A Mill Creek man, 36, is under investigation for allegedly breaking laws in multiple states during a hunting trip he took in October. He reportedly used an illegal hunting license and killed more elk than allowed.
He is expected to face felony charges in Idaho, court papers show.
Fish and Wildlife agents from Washington and Idaho paid the man a visit at his home in November. They seized his rifle, plus animal bones, and elk and deer meat from his freezer. In all, roughly 230 packages of game meat were taken from the man and his friends who went on the trip, according to a search warrant filed in Everett District Court.
Police believe the man killed four elk during a single morning in Idaho when he only had a tag to take one animal. He reportedly had his friends put their hunting tags on the other three animals to avoid scrutiny. If convicted, that may be a felony offense because it exceeds legal hunting limits. Possessing illegally obtained meat is a crime.
The man also is accused of lying about his residence to obtain cheaper hunting licenses in Idaho and Oregon. He moved to Washington in 2011 but has obtained an Idaho resident hunting license every year since, investigators allege.
When agents went to his house Nov. 1, he reportedly denied hunting in Idaho this year. Witnesses had seen him coming out of the canyon alone. They said he seemed surprised to see them, declined their offer of help and drove off quickly.
It was suspicious enough that they took down a license plate from a truck the man’s friends were using.

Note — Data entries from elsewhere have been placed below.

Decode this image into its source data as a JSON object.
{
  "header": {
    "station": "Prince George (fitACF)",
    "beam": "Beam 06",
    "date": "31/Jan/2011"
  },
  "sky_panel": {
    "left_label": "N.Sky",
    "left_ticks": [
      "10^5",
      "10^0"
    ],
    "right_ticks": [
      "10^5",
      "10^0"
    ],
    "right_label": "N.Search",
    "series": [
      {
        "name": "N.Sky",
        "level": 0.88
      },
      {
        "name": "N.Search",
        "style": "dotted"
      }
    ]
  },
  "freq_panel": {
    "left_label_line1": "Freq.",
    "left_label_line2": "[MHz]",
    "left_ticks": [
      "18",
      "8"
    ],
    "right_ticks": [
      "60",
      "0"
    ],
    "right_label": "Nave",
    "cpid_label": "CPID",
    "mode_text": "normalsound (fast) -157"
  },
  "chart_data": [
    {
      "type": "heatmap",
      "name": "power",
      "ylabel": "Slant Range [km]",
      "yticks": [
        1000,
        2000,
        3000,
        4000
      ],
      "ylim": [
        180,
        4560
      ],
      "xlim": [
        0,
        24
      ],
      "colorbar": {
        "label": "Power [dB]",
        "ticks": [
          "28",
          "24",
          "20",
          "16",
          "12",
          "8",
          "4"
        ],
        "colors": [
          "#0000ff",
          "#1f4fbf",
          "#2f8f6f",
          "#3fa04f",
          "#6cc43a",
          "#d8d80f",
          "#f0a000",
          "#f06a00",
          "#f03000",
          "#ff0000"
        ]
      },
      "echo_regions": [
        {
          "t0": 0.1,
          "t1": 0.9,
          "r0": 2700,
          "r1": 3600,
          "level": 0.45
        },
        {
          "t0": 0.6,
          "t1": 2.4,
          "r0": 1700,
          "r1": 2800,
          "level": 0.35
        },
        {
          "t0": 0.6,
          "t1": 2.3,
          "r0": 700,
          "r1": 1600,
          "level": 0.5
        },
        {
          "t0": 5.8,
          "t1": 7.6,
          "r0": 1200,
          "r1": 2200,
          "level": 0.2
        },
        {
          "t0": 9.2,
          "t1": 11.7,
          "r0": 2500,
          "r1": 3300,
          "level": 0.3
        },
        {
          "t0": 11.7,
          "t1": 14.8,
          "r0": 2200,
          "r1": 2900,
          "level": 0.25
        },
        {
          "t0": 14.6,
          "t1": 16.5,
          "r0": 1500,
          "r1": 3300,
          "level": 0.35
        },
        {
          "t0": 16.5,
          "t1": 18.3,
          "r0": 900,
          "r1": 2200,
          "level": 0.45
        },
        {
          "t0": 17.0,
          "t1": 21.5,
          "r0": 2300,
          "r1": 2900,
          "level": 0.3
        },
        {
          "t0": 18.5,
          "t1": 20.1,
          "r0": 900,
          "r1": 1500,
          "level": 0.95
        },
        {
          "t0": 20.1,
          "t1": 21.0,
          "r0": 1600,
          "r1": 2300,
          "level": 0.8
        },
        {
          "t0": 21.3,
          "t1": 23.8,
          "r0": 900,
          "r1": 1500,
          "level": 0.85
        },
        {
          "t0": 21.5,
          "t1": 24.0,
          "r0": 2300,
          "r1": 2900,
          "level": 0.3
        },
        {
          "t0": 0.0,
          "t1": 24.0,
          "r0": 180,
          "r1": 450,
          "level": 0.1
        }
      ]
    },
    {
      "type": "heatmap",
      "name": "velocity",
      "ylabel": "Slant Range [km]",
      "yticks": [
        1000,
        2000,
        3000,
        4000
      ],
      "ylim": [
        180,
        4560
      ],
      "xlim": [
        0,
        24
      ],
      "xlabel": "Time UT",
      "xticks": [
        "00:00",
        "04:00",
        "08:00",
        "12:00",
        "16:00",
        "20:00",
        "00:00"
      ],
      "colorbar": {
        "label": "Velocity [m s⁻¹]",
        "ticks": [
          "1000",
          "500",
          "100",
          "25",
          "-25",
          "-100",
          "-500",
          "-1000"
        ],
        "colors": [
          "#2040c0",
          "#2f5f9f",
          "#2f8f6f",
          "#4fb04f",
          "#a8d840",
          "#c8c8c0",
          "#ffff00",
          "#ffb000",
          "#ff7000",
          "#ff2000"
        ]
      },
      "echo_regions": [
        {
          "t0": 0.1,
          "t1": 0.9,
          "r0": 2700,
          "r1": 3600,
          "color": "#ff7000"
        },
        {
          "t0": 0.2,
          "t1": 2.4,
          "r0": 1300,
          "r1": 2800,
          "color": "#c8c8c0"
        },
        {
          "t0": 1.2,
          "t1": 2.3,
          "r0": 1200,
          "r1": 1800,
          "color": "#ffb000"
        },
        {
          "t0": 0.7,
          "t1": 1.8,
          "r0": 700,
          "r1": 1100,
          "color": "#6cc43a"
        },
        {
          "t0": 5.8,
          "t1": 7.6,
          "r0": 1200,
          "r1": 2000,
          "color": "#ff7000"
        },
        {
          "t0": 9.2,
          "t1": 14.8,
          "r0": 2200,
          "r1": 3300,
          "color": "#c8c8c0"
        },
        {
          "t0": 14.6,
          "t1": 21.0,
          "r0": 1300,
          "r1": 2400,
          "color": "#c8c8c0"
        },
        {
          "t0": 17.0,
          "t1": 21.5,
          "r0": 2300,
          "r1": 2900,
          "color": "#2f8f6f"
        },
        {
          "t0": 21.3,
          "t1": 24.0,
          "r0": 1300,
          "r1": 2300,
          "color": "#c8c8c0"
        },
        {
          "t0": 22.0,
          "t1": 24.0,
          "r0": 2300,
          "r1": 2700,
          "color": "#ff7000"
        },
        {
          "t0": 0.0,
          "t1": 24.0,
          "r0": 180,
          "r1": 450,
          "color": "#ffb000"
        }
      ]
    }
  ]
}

The man then told agents that he had shot one elk, and his three friends took three elk with one gunshot each.
When agents interviewed the man’s hunting friends, they told different stories. At least two of them said they were setting up camp when the Mill Creek man came back and said he’d killed three elk and wounded a fourth. They said the man killed the fourth elk when they went to help him pack out the meat.
The suspect’s deer meat from 2013 and 2014 also was seized because it, too, reportedly was obtained illegally.
The Herald is not naming the man because he has not been charged. The case is expected to be prosecuted in Idaho.